Belton Independent School District employees may have to use vacation time to deal with aftereffects of a January data breach, a spokesman said Friday.
BISD’s administration was the victim of a “spear phishing” email scam this winter. On Jan. 27, a BISD employee responded to an email that appeared to have been sent by Superintendent Susan Kincannon, attaching 1,700 W-2 forms to the response. But the original email was not from the superintendent; it came from a scammer seeking personal identification data on employees and former employees.
Two unnamed staffers resigned over the breach. Law enforcement and the IRS were notified.
Since that time, some district employees reportedly received letters from the IRS informing them that they must travel to an IRS office in person to confirm their identity in order to complete the process of filing their 2016 taxes and receive their refund.
“We’ve had less than a hundred employees report that they’ve received the letters,” BISD communications director Kyle DeBeer said.
There are IRS offices in Waco and Austin.
DeBeer said that if these IRS appointments conflict with employees’ work schedule, the district’s leave policies require them to take time out of their personal leave.
“Our human resources department has talked with employees about finding ways to minimize that when possible,” he said.
Some hourly employees, such as paraprofessionals, may be able to make up their lost time on other days, DeBeer said.
“In the case of some teachers, there have been discussions of if it’s possible to schedule the appointment so it’s not a full half-day,” he said.
But the district cannot give employees an extra day off to remedy the data breach effects without violating policies set by the board of trustees, DeBeer said.
BISD board president Randy Pittenger said the issue hasn’t come before the board yet, and that they wanted to take care of school employees. He was hopeful the human resources department could come up with a fair solution.
“We clearly understand that this is an inconvenience for employees that are receiving these letters,” DeBeer said. “We’re very sorry that the breach of their personal information happened in the first place…. We understand that this places a burden on them and we’re sympathetic to that.”
According to a 2015 report from the U.S. Treasury Inspector General for Tax Administration, identity theft victims frequently experience long delays in receiving tax refunds.
In 2012, the IRS took an average of 312 days to settle the accounts of identity theft victims owed a refund. In 2013, the agency was able to reduce that average to 278 days.

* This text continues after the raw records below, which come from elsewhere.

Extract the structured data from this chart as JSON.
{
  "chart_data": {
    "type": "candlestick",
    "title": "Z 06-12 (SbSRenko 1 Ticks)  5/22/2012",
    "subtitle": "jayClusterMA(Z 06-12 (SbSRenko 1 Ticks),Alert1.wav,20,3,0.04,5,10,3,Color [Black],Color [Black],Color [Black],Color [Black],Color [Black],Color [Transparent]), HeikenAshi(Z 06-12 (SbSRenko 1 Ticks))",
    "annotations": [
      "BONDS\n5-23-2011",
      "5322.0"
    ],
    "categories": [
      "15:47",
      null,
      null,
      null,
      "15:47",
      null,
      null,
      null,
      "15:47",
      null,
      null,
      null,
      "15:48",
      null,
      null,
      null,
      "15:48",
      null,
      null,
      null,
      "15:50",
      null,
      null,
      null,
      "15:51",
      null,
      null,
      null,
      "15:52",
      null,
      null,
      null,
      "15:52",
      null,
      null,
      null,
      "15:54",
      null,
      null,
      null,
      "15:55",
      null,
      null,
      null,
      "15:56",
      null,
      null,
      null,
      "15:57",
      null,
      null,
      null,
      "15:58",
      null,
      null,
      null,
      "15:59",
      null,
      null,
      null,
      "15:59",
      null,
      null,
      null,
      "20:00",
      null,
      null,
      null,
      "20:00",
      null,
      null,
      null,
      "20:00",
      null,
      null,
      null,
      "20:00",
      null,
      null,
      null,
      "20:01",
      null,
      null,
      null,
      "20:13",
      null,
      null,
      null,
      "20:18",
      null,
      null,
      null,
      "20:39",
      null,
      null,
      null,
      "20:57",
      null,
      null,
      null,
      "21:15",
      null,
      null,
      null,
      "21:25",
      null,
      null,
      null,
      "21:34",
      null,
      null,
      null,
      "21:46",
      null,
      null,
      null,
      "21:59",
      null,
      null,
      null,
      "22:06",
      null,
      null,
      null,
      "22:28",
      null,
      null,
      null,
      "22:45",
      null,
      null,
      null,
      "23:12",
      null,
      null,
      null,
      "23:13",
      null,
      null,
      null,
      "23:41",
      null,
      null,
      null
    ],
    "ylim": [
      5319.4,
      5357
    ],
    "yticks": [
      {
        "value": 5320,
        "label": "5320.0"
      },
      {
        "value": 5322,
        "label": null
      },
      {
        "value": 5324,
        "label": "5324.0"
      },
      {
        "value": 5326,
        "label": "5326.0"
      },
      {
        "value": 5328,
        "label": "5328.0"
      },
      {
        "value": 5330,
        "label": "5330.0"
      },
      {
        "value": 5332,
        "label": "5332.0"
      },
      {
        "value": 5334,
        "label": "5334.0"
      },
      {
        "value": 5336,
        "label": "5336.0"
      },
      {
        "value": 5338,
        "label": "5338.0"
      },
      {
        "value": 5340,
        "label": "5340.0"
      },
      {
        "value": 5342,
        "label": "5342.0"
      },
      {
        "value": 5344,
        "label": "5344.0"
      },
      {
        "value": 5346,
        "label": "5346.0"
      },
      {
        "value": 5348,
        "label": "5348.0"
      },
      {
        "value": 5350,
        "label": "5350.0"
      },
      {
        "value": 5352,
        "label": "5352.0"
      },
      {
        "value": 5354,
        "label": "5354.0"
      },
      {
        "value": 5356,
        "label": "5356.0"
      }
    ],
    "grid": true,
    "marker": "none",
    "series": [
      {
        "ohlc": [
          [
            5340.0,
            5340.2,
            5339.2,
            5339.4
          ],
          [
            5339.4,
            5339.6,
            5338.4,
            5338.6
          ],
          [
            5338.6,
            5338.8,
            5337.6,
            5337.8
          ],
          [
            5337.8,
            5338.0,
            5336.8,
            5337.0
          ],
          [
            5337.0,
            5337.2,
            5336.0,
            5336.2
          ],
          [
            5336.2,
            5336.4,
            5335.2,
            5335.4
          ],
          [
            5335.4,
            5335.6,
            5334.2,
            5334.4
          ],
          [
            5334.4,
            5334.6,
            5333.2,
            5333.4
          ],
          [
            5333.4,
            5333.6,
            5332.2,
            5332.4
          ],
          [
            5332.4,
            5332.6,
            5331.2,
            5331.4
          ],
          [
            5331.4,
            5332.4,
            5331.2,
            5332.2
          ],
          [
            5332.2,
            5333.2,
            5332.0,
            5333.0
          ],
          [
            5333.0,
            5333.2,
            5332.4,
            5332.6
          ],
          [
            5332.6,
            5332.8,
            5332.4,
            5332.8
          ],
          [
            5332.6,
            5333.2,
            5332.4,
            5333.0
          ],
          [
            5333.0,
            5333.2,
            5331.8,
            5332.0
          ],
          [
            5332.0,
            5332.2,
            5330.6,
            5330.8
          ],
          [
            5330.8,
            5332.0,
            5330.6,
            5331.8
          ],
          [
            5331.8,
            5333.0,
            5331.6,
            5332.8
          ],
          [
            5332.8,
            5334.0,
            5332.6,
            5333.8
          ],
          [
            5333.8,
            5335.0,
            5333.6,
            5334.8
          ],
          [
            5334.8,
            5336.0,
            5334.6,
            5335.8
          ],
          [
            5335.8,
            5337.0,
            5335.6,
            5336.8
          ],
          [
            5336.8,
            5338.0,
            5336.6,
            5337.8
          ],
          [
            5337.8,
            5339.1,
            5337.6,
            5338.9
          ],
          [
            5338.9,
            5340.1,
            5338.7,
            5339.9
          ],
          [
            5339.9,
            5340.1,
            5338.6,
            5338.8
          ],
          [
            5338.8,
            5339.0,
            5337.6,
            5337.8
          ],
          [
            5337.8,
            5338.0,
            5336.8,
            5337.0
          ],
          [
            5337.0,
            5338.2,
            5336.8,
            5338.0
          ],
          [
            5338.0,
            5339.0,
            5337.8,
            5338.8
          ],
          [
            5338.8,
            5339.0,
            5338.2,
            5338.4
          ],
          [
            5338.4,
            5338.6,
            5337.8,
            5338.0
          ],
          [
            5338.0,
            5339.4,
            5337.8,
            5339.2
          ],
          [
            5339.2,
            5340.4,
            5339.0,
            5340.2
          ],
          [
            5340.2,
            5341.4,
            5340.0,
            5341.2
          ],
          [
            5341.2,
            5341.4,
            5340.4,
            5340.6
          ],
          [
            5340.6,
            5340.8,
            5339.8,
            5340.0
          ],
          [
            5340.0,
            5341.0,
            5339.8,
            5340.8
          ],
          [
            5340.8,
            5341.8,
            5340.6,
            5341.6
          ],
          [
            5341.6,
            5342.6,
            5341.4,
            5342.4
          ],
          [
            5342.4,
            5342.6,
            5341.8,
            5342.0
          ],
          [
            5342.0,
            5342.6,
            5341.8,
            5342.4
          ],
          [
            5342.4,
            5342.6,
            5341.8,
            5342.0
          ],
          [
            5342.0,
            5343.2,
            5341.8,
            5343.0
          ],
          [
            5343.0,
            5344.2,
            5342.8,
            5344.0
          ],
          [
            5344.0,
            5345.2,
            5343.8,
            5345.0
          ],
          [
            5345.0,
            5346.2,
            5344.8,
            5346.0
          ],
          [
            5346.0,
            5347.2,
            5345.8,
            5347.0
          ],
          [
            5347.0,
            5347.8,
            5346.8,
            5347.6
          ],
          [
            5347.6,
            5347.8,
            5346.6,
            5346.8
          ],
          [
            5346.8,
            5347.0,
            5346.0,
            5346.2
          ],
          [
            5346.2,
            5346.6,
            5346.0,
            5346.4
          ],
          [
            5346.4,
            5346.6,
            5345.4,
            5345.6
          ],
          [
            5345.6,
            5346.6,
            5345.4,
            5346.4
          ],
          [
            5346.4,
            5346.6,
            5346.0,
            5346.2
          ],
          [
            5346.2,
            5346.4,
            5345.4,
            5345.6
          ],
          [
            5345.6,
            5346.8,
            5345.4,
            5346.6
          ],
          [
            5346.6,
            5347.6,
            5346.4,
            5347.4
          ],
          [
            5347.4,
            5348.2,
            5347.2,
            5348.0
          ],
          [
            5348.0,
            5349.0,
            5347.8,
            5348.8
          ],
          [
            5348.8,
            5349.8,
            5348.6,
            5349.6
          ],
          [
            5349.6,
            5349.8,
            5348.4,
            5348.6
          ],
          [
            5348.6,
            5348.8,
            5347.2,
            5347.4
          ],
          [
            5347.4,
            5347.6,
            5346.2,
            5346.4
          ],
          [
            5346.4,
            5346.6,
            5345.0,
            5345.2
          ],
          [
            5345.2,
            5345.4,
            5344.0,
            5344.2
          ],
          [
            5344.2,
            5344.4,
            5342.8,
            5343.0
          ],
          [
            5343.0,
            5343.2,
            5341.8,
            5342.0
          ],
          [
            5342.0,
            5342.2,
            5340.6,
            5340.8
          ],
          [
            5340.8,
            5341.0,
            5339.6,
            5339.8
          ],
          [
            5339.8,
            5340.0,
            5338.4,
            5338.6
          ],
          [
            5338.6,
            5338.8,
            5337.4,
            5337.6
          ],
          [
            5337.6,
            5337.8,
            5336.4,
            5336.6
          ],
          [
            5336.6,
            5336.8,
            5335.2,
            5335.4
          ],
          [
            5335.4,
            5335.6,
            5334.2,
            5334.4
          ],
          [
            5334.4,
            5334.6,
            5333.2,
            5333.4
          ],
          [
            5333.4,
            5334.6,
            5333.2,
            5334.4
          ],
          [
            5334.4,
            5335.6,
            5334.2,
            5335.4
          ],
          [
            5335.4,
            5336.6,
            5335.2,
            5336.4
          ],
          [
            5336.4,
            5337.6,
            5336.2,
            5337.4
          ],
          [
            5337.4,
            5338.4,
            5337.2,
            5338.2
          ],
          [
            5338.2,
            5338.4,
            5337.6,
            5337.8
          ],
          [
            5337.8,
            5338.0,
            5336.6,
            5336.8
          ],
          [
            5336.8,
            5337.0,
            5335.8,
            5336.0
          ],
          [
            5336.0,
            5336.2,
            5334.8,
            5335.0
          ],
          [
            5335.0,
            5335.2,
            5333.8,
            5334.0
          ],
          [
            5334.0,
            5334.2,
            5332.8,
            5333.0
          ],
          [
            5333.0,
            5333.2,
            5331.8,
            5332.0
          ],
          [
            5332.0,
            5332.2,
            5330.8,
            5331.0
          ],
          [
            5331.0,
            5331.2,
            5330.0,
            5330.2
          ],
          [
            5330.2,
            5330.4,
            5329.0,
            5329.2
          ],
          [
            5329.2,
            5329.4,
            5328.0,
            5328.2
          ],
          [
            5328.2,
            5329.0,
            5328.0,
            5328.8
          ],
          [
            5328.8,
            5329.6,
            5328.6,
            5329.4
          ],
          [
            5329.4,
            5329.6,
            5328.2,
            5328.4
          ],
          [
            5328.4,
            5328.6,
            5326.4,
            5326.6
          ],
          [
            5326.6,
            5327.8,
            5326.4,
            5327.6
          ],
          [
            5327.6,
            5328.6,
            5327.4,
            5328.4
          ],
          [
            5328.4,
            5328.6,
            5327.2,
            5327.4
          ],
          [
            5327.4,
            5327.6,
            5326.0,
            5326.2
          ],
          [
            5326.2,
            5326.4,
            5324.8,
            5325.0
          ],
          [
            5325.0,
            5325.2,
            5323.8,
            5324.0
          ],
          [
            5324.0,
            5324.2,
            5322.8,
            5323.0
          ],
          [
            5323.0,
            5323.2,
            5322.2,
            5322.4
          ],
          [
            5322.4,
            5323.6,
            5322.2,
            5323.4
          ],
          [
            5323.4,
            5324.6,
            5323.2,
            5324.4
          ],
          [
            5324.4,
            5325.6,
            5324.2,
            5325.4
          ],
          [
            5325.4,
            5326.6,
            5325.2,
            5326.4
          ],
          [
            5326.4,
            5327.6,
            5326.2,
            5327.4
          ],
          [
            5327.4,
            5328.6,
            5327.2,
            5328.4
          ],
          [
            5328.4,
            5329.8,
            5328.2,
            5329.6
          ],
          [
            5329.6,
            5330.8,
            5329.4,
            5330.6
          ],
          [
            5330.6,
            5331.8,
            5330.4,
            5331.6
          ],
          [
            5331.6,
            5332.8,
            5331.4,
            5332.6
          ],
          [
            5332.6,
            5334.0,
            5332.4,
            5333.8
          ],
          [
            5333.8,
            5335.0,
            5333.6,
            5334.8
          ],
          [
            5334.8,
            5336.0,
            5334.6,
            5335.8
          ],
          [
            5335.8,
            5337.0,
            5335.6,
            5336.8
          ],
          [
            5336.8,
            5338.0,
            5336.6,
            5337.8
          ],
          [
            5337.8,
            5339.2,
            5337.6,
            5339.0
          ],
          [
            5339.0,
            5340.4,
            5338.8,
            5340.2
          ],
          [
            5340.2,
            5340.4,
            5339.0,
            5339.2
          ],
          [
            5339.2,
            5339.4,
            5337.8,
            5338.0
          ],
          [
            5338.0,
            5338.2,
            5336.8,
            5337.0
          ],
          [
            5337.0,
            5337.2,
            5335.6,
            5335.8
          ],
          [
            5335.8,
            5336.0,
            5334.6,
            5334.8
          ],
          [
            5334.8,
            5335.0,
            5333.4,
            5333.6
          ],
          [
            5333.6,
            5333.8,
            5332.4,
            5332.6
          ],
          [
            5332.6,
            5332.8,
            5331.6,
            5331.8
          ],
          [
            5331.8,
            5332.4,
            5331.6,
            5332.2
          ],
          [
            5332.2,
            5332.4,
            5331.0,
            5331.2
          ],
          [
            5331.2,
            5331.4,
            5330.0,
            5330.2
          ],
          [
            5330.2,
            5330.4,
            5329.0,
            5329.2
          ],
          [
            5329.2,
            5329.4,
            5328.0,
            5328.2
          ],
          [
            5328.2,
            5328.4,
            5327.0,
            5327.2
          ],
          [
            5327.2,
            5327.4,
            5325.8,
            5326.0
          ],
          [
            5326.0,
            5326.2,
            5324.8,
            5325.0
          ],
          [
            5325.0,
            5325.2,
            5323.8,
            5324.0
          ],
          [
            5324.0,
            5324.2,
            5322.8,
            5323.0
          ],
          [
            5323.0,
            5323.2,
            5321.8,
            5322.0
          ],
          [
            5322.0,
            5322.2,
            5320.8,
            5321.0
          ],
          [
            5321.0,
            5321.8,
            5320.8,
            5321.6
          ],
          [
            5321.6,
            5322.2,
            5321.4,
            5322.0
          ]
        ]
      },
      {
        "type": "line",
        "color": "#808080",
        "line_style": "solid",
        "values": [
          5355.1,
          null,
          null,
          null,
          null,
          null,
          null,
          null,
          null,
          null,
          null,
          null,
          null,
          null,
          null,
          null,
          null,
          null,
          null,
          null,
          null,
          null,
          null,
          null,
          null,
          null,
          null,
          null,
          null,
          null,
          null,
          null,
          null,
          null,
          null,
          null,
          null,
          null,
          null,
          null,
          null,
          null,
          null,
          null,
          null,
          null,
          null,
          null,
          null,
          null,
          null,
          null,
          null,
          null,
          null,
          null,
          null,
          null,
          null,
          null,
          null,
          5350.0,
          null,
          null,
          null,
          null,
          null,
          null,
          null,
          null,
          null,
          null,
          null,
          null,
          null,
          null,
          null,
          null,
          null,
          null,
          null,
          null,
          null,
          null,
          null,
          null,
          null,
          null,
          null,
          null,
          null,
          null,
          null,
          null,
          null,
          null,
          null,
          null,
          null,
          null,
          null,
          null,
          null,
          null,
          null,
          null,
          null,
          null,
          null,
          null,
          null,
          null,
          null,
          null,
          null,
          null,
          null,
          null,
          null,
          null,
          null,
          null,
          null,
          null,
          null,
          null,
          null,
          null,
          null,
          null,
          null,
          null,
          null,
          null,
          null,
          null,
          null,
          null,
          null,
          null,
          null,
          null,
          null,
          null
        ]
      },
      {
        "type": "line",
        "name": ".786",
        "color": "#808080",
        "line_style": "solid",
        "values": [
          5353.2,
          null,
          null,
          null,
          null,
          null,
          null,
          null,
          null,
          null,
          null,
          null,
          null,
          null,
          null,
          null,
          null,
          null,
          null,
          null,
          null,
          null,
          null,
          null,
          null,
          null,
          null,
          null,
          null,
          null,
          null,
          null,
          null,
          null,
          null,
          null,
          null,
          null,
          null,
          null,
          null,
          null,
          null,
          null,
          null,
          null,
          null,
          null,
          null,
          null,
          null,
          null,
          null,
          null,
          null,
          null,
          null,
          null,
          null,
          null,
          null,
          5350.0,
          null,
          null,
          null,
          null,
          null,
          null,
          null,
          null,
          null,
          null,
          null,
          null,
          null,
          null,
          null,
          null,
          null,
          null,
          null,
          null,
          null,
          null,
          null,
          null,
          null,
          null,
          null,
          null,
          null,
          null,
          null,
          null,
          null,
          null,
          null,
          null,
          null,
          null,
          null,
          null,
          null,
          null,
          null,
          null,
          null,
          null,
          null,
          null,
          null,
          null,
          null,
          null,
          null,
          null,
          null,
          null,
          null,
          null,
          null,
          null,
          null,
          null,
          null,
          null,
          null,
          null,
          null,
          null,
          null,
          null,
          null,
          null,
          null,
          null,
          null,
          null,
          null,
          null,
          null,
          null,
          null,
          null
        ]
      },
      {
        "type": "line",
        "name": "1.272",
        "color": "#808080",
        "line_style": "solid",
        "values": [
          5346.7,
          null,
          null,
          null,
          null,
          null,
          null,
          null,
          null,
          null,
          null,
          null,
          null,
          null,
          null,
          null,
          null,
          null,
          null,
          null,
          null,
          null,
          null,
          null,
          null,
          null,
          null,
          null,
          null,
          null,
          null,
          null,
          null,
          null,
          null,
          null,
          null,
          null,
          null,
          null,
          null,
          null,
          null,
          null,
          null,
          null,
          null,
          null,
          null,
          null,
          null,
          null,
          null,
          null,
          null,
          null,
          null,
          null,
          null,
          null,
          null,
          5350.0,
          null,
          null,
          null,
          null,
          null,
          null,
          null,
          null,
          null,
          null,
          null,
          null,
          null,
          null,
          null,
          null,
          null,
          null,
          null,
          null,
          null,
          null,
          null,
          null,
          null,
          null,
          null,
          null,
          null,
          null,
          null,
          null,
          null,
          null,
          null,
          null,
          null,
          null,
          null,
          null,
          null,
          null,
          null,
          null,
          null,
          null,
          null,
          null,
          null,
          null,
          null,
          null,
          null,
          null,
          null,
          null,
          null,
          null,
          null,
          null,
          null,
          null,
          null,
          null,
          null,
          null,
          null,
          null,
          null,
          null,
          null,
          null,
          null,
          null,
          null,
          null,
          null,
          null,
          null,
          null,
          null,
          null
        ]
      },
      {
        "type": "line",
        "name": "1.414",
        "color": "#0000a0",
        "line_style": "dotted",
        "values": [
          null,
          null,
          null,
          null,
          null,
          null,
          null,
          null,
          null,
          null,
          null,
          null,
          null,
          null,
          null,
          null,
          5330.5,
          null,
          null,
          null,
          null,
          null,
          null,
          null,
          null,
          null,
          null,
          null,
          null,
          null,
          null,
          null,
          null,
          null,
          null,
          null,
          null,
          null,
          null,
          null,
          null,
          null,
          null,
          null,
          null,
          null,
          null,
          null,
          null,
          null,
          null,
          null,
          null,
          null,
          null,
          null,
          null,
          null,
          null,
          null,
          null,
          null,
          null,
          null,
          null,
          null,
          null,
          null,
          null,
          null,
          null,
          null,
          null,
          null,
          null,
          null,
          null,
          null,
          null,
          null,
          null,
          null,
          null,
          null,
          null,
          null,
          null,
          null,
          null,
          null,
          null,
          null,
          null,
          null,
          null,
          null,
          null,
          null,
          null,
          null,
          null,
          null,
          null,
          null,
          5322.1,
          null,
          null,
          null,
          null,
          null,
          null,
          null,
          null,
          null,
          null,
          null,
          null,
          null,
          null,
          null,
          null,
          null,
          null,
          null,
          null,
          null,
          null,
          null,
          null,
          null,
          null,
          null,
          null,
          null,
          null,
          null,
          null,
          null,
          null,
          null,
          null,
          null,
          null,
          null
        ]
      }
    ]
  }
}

DeBeer noted that some employees found ways to deal with their IRS problems in their own time. Sticking with the official leave policy is an attempt to maintain consistency and fairness, he said.
“A big question is what’s fair, and what’s fair to everyone who was affected, including people who have found time to answer it on their own,” DeBeer said. “It’s an effort to be consistent and be fair — consistent not just with our policy but consistent with how all our employees are treated.”